‘On February twelfth the accused was arraigned before me,’ Chief Justice Ellins begins, his voice flat and dry, conserving itself for the long judgment to follow.
Astrea’s hands are wet. She hides them in her lap, wipes them on her thighs.
‘She faces charges of malicious damage to property and using a hoax bomb to cause alarm. In addition to these terrorist offences, the prosecution has sought to confirm that this woman is the eleventh reincarnation of soul number 3396, formerly known as Ezekiel Armstrong, and sentenced to twelve lifetimes in prison for war crimes. To avoid prejudice in considering this very serious accusation, it was agreed that this case should be tried by a judge alone, rather than by jury.’

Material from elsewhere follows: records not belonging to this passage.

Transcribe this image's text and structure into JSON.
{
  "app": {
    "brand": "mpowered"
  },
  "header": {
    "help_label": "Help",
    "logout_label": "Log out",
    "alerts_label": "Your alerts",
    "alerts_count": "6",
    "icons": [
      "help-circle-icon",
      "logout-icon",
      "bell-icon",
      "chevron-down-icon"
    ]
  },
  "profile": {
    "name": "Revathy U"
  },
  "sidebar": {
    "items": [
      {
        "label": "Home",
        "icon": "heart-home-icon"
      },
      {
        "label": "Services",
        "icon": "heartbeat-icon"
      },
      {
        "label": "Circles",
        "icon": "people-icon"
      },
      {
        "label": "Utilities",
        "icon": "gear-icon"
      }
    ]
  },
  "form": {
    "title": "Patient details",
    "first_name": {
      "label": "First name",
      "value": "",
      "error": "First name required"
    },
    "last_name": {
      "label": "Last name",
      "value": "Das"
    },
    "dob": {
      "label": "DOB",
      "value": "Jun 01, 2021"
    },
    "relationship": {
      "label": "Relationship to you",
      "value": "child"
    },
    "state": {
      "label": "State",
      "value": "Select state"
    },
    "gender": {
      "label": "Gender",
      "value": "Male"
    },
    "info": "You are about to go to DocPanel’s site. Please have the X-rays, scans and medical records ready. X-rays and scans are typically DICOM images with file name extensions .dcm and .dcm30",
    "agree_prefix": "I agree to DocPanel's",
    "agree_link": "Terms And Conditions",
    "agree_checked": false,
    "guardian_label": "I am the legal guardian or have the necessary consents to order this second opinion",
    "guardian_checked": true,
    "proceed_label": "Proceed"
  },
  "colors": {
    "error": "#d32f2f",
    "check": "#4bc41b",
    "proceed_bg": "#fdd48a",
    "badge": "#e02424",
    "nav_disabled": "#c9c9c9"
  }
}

The rest of the courtroom is stiff with silence. Astrea’s breathing is louder and far more laboured than she’d like; each inflation of her lungs is a weightlifting exercise. She crosses her legs at the knee, uncrosses them, crosses them again at the shin. The trial has taken months, the route by which she’s found herself here much longer than that—but as Ellins methodically reads through his decision Astrea can’t bear to wait even a minute more.
17
Astrea was seventeen—very nearly eighteen—by the time she felt any connection with her past lives. A late bloomer. There were just weeks left until Confession Day. She was putting on lipstick when the blood started welling up under her tongue, staining her teeth, dribbling down over her lips. It painted them so much more vividly than the waxy balm of Revlon’s fuchsia shock. She coughed, expecting liquid to spew out onto her vanity, but it didn’t. The fingers she brought to her mouth came away with pink, not red, tips.
It was only the mirror, then, that was bleeding. Astrea was not relieved.
Reflections were a common unlocking point for transincarnational residue—deposits of history or intuition that stayed tucked away within the soul through death and rebirth. Dreams, hallucinations, feelings of déjà vu—all were potential clues about former lives, and would appear with increasing frequency as the brain reached maturity.
Astrea ripped her eyes from the mirror as her reflection’s cheeks grew hollow and sickly. The phantom taste of hot iron stuck in her throat.
Residual blood is an indicator of significant violence in a soul’s history. That was what the textbooks all said.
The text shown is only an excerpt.